Resolved Influenza A Virus Infection Has Extended Effects on Lung Homeostasis and Attenuates Allergic Airway Inflammation in a Mouse Model.

Qingyu Wu,Olivia Kershaw,Ilka Jorde,Sabine Stegemann-Koniszewski,Jens Schreiber,Andreas Jeron,Dunja Bruder

doi:10.3390/microorganisms8121878

Abstract

Allergic airway inflammation (AAI) involves T helper cell type 2 (Th2) and pro-inflammatory responses to aeroallergens and many predisposing factors remain elusive. Influenza A virus (IAV) is a major human pathogen that causes acute respiratory infections and induces specific immune responses essential for viral clearance and resolution of the infection. Beyond acute infection, IAV has been shown to persistently affect lung homeostasis and respiratory immunity. Here we asked how resolved IAV infection affects subsequently induced AAI. Mice infected with a sublethal dose of IAV were sensitized and challenged in an ovalbumin mediated mouse model for AAI after resolution of the acute viral infection.
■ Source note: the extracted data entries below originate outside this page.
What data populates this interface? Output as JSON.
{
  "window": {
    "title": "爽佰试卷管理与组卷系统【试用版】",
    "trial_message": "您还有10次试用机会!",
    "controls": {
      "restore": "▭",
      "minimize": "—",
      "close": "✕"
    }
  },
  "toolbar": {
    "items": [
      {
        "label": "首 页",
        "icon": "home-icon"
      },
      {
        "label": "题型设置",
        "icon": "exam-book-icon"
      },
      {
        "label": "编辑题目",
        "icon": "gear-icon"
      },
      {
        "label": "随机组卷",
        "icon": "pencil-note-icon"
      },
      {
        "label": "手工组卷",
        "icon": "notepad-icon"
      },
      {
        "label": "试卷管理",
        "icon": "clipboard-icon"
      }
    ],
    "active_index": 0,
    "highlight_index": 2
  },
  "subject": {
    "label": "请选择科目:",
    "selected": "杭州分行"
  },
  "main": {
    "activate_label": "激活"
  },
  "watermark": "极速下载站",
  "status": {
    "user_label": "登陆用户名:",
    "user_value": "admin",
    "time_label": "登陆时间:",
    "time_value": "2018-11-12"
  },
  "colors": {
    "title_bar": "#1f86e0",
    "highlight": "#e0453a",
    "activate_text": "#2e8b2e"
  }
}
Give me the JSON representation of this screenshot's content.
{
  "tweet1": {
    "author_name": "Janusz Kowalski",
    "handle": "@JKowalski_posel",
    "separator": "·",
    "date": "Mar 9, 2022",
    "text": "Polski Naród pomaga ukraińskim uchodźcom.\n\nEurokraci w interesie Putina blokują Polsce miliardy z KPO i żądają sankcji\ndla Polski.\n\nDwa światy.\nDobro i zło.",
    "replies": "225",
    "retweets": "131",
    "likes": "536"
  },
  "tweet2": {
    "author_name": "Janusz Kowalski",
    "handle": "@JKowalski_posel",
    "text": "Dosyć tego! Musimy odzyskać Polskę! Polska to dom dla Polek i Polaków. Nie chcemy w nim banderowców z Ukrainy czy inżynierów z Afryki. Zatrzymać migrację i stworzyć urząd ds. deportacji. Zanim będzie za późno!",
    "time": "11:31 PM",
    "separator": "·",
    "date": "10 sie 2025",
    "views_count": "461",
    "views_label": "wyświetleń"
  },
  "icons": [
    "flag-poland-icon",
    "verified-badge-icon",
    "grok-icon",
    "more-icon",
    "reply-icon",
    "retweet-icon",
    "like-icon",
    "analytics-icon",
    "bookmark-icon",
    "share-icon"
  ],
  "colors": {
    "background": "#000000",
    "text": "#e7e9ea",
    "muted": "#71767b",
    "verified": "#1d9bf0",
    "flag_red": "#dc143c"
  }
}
Histological changes, respiratory leukocytes, cytokines and airway hyperreactivity were analyzed in resolved IAV infection alone and in AAI with and without previous IAV infection. More than five weeks after infection, we detected persistent pneumonia with increased activated CD4+ and CD8+ lymphocytes as well as dendritic cells and MHCII expressing macrophages in the lung. Resolved IAV infection significantly affected subsequently induced AAI on different levels including morphological changes, respiratory leukocytes and lymphocytes as well as the pro-inflammatory cytokine responses, which was clearly diminished. We conclude that IAV has exceptional persisting effects on respiratory immunity with substantial consequences for subsequently induced AAI.

Highlights

Due to constant interactions of the lungs and airways with the outside environment, there is a strong need for the regulation of respiratory immune responses [1]
In the bronchoalveolar lavage (BAL) and the lung, we detected significantly increased total cell numbers in airway inflammation (AAI) alone as well as in AAI preceded by Influenza A virus (IAV) infection as compared to uninfected, mock-sensitized controls (Figure 5a,b)
In a combined mouse model for sublethal IAV infection and AAI we show that IAV infection has extended effects on the immunological microenvironment of the lung and that it significantly affects the lymphoid and myeloid cellular composition and the pro-inflammatory cytokine response in subsequent allergic inflammation

Summary

Introduction

Due to constant interactions of the lungs and airways with the outside environment, there is a strong need for the regulation of respiratory immune responses [1]. In acute IAV infection, enhanced susceptibility to secondary bacterial infections is a major complication, which at least in part is attributed to the antiviral immune and especially the cytokine response [11,12,13,14]. In secondary bacterial infections following IAV infection, inadequate inflammatory responses are frequently observed and can be both dampened as well as overshooting [13,15]. We and others have shown that IAV infection affects the lung and the respiratory immune system for extended periods of time following clearance of the virus and resolution of the infection [12,16,17,18,19,20]. Lasting effects on patient lung function have been reported up to one year following IAV infections [21,22,23,24]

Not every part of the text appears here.